Heritable environmental variance causes nonlinear relationships between traits: application to birth weight and stillbirth of pigs.

There is recent evidence from laboratory experiments and analysis of livestock populations that not only the phenotype itself, but also its environmental variance, is under genetic control. Little is known about the relationships between the environmental variance of one trait and mean levels of other traits, however. A genetic covariance between these is expected to lead to nonlinearity between them, for example between birth weight and survival of piglets, where animals of extreme weights have lower survival. The objectives were to derive this nonlinear relationship analytically using multiple regression and apply it to data on piglet birth weight and survival. This study provides a framework to study such nonlinear relationships caused by genetic covariance of environmental variance of one trait and the mean of the other. It is shown that positions of phenotypic and genetic optima may differ and that genetic relationships are likely to be more curvilinear than phenotypic relationships, dependent mainly on the environmental correlation between these traits.
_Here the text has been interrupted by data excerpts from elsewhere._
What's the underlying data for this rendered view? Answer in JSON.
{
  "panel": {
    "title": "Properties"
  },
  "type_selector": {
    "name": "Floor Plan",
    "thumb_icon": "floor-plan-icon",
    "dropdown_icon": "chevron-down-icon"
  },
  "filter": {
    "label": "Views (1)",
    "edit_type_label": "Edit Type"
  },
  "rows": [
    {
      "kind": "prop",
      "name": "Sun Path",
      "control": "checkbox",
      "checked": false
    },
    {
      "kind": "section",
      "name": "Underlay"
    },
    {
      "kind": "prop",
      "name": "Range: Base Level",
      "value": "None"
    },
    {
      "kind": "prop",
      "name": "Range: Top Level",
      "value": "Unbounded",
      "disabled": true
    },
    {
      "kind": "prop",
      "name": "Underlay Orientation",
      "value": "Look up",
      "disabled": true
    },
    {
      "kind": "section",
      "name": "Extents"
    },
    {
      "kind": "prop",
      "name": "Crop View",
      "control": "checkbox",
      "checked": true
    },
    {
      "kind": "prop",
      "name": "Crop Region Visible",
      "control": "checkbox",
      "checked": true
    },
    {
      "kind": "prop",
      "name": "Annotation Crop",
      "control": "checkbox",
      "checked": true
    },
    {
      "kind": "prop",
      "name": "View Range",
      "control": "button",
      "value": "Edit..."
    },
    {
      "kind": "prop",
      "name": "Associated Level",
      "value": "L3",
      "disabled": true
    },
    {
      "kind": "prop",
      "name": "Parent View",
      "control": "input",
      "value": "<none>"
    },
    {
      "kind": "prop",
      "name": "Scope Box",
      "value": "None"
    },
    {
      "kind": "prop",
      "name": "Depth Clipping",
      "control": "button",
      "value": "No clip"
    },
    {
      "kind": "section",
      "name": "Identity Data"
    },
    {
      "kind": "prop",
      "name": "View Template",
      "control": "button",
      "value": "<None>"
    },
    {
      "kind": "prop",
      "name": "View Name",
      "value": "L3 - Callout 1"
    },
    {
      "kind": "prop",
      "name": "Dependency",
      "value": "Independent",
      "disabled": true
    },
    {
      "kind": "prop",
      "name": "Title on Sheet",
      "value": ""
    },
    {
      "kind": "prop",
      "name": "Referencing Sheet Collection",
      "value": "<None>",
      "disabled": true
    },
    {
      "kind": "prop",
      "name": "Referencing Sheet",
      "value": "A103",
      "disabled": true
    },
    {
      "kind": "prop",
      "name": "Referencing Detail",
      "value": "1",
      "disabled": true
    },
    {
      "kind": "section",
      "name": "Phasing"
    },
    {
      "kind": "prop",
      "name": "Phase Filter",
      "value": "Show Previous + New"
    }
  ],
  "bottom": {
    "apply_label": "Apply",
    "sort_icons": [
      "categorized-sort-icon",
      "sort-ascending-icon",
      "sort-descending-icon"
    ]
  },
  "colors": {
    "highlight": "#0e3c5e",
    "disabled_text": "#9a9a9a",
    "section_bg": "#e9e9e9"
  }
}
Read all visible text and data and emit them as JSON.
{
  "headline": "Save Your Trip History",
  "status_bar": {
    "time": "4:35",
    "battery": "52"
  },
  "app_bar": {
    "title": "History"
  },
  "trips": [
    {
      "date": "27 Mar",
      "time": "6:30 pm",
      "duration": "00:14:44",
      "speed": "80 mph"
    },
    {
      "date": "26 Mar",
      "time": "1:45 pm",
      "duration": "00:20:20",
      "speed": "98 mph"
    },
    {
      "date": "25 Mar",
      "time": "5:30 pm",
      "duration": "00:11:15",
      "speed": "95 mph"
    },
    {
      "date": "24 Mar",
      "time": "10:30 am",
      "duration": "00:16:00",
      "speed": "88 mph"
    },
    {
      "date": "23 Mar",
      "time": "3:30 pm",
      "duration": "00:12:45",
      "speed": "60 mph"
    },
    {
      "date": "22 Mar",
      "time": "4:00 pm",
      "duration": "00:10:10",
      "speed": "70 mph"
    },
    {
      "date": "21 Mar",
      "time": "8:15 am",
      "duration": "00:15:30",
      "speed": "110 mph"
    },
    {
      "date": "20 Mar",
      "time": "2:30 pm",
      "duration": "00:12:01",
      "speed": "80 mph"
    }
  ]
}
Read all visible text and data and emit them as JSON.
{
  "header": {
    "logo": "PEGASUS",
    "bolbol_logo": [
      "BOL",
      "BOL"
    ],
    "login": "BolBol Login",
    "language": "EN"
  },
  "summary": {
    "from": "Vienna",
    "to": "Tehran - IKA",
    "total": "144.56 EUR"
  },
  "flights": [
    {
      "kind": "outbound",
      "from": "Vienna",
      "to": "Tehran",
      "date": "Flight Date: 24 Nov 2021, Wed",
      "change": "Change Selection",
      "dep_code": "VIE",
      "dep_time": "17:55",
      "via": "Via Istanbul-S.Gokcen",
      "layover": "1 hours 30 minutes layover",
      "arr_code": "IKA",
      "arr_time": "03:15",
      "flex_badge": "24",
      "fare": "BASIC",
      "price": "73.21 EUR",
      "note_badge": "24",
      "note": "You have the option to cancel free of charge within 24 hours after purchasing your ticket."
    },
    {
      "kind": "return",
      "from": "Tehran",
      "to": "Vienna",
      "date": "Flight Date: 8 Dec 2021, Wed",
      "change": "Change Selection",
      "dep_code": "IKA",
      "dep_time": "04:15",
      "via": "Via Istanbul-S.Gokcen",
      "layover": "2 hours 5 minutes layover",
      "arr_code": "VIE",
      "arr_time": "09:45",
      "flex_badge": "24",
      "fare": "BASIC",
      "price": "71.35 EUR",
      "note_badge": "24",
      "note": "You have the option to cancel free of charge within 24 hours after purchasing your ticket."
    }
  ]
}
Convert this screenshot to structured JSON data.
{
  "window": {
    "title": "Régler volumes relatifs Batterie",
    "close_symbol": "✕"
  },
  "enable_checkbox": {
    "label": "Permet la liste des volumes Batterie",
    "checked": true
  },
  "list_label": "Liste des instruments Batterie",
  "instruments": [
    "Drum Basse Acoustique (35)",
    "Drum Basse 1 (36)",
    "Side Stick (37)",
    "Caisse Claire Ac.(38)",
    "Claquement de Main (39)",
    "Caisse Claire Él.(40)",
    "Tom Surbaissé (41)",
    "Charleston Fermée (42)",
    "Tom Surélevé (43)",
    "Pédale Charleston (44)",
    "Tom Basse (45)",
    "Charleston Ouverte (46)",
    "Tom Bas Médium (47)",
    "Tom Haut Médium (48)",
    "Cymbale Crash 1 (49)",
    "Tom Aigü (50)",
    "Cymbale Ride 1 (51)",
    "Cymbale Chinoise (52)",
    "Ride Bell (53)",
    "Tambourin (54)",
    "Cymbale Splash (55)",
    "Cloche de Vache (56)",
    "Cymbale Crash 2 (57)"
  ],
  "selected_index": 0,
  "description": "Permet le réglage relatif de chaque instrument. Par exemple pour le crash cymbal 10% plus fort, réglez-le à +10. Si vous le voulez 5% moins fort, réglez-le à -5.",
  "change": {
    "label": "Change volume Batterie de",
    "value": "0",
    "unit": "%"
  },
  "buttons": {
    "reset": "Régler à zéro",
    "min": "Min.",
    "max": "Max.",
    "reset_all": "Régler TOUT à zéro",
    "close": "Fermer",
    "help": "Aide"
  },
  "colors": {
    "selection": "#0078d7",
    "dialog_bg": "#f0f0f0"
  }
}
Genetic correlations may change if the population means change relative to the optimal phenotypes. Data of piglet birth weight and survival show that the presence of nonlinearity can be partly explained by the genetic covariance between environmental variance of birth weight and survival. The framework developed can be used to assess effects of artificial and natural selection on means and variances of traits and the statistical method presented can be used to estimate trade-offs between environmental variance of one trait and mean levels of others.